Радостно билось сердце Богдана. Какой-то новый прилив жизненной силы поднимал ему грудь. Знакомые места неслись с улыбкой навстречу, раскрывали свои дружеские объятия; речка, извиваясь змеей, шептала что-то веселое и игривое.

«Да! Спас господь и привел увидеть снова родные места! — мелькали у Богдана отрывочные мысли. — У Конецпольского все обошлось благополучно, даже в какое-то особое доверие я попал. Значит, чист и невредим, а теперь — или умри в своем гнезде тихо, или снова дерзай на борьбу! Эх, кабы не терзали моей родины, коли б ее, несчастную, оставили хоть при малом куске хлеба, сел бы я камнем в своем любимом Суботове да отдохнул бы и душой и телом! Умаяли уже меня и годы, и беды, сердце изнылось, кости болят. Покою бы и мирного счастья... Эх, как бы желал я в эту минуту тихой пристани, которая укрыла бы меня от бурь и от гроз!»

Вот и Суботов, и млыны, и храм св.
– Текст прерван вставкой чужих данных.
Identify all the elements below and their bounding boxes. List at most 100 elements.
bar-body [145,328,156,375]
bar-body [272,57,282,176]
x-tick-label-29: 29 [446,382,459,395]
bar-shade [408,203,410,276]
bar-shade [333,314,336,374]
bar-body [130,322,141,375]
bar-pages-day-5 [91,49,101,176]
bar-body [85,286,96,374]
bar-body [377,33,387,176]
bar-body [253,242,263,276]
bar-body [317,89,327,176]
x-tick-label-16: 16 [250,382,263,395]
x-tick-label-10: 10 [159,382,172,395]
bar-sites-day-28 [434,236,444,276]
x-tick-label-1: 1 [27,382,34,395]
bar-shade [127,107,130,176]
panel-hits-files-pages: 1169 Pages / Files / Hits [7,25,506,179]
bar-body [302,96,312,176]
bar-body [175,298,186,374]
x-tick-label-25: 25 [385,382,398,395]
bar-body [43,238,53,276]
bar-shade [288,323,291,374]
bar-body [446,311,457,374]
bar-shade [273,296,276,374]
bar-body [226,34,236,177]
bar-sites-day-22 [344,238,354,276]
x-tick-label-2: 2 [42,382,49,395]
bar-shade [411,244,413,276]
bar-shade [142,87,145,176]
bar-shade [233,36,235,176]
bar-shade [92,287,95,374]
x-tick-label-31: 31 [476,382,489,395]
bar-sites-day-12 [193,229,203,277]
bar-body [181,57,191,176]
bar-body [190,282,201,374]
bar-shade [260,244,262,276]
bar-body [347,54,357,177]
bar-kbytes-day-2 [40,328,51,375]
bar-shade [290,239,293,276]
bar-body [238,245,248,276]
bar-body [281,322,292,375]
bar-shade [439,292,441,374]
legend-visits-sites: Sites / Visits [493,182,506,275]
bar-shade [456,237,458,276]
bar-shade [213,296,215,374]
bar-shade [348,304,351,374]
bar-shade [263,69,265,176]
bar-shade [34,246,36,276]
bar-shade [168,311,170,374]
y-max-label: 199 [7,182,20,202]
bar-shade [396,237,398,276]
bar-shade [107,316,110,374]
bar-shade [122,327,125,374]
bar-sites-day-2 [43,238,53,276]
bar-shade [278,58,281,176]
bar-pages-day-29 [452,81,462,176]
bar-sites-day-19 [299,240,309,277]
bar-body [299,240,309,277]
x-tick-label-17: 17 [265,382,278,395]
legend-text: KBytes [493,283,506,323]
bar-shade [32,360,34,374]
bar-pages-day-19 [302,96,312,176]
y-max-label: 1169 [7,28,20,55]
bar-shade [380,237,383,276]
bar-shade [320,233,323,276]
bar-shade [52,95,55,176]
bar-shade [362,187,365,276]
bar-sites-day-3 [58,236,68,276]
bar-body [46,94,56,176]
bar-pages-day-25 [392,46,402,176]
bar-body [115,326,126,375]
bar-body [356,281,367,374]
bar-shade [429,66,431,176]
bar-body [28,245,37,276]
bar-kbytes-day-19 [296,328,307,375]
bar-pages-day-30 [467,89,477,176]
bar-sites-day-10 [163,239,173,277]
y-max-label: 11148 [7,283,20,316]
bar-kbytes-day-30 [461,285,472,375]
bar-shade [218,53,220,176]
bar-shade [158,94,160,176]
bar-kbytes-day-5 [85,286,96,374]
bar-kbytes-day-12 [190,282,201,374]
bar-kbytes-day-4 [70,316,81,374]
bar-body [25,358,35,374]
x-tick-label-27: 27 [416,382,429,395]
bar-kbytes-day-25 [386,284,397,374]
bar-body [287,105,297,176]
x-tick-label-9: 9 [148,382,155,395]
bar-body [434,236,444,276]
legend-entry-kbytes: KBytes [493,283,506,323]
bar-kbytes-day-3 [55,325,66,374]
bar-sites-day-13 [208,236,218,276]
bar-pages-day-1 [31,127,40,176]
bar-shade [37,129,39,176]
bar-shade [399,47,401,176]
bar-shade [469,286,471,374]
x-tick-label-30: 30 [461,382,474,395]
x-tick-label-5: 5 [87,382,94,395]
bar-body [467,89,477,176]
Михаила, а вон за брамой и будынок, и сад. Богдан снял шапку и осенил себя широким крестом.

Отворилась настежь въездная брама, и пасечник-дед первый встретил Богдана. Обнял старика Богдан и спросил, не слезая с лошади, благополучно ли дома?

— Все слава богу, — махнул шапкой дед, — тебя как господь милует?

— Хвала ему, милосердному, — жив, как видите, и невредим! — уже крикнул через плечо Богдан деду, пустив рысью коня.

Еще издали на Чигиринской дороге заметила дворовая челядь Богдана и, собравшись в немалом количестве, с радостным нетерпением ждала своего батька. На ганку толпились Богдановы дети: Андрийко и Тимош несколько раз взлазили вверх по колонне, чтоб высмотреть отца; девочки, с горящими от волнения и восторга глазками, бегали то к больной матери в комнату, то на рундук, то к первым воротам. Одна только Ганна, бледная, застывшая в порыве восторга, неподвижно стояла у колонны, приставив руку к глазам и вперив свои очи в светлую даль. Казалось, душа ее не была здесь, в этом трепетном теле, а носилась там вдали, возле всадников, возле стройного, едущего на белом коне казака.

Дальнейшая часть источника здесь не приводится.